Hundreds of Union soldiers scrambled and stumbled down the steep bluff. So many boarded a flatboat that it foundered. Soon all three skiffs had sunk. Rebels stood atop the bluff and fired at the men below. It was, the rebels would say later, like a “turkey shoot.” Whom the bullets didn’t kill, the water did. Dozens of men drowned burdened by wool uniforms, boots and heavy weapons.
No one could claim the Federals lacked courage however a case could be made for incompetent leadership. Ball’s Bluff inspired Congress to create the Joint Committee on the Conduct of the War. It’s first victim was Gen. Charles P. Stone, accused unjustly and irrationally of treason and thrown without formal charges into a prison cell in New York harbor. Stone was eventually released and returned to the Union cause, but his reputation never fully recovered from the Ball’s Bluff calamity.

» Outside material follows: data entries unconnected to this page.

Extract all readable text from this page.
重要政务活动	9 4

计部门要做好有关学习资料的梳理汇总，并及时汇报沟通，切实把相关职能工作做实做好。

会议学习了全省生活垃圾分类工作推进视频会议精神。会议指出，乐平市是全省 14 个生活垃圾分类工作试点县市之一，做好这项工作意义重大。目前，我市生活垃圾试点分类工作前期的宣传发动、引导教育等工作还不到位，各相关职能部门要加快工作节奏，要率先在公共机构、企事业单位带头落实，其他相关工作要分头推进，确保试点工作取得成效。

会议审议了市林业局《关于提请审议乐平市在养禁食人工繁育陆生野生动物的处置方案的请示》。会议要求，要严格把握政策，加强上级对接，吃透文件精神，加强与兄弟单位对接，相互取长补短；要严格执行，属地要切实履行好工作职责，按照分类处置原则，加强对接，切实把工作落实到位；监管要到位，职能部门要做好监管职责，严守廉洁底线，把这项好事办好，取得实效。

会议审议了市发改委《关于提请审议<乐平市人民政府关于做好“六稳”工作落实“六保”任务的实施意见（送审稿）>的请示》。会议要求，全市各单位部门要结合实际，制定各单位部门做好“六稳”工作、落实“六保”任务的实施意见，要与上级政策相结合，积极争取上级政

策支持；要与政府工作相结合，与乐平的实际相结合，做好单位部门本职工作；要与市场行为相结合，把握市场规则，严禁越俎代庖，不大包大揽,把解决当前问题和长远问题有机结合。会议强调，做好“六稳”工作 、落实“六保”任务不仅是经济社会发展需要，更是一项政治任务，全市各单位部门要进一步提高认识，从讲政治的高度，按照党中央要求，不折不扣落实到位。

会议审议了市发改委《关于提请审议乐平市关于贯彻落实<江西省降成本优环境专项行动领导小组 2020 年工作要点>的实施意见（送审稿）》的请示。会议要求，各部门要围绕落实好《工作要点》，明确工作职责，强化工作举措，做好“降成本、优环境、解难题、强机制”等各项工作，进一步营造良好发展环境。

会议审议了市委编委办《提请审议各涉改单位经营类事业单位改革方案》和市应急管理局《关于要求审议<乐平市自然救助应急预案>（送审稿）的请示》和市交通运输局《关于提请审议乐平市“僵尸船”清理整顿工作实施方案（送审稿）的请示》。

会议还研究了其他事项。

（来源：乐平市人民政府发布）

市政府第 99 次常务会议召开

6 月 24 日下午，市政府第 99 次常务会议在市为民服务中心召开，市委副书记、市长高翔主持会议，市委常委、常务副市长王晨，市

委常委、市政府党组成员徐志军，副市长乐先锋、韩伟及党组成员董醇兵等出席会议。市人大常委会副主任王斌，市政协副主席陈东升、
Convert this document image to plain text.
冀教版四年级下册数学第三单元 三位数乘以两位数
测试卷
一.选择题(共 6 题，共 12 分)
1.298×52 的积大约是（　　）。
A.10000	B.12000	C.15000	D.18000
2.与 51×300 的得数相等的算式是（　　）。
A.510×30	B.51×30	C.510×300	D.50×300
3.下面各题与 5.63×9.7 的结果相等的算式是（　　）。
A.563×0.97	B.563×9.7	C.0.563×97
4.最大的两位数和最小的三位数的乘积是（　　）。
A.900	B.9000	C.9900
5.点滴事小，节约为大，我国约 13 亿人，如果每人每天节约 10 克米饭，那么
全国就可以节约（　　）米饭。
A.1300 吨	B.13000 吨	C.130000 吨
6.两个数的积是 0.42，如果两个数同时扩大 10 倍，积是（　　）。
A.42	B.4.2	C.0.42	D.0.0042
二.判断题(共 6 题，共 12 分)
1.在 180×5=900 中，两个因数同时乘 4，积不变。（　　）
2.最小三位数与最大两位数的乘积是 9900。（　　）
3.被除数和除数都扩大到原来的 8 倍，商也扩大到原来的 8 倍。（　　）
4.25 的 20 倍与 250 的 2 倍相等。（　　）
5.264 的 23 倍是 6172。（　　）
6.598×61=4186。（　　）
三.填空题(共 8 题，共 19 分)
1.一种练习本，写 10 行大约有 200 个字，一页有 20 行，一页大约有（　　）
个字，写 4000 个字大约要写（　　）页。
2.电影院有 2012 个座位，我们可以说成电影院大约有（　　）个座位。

The Battle of Ball’s Bluff taught the Union an important lesson about the importance of military principles, of logistics, of avenues of retreat. Coming after the Union defeat in Manassas, Ball’s Bluff foreshadowed what history has taught us–the suppression of the Confederacy would be a long and bloody endeavor. Anyone in Washington who remained unclear about the challenge facing the Union needed merely to visit the banks of the Potomac where the bodies of Union soldiers were washing up as far down river as Mount Vernon.
This modern image of the Potomac River below Ball’s Bluff National Cemetery is serene now compared to the day she swallowed so many Union soldiers in 1861.
I’m curious how many readers have heard of this tragic encounter at Ball’s Bluff before reading today’s post.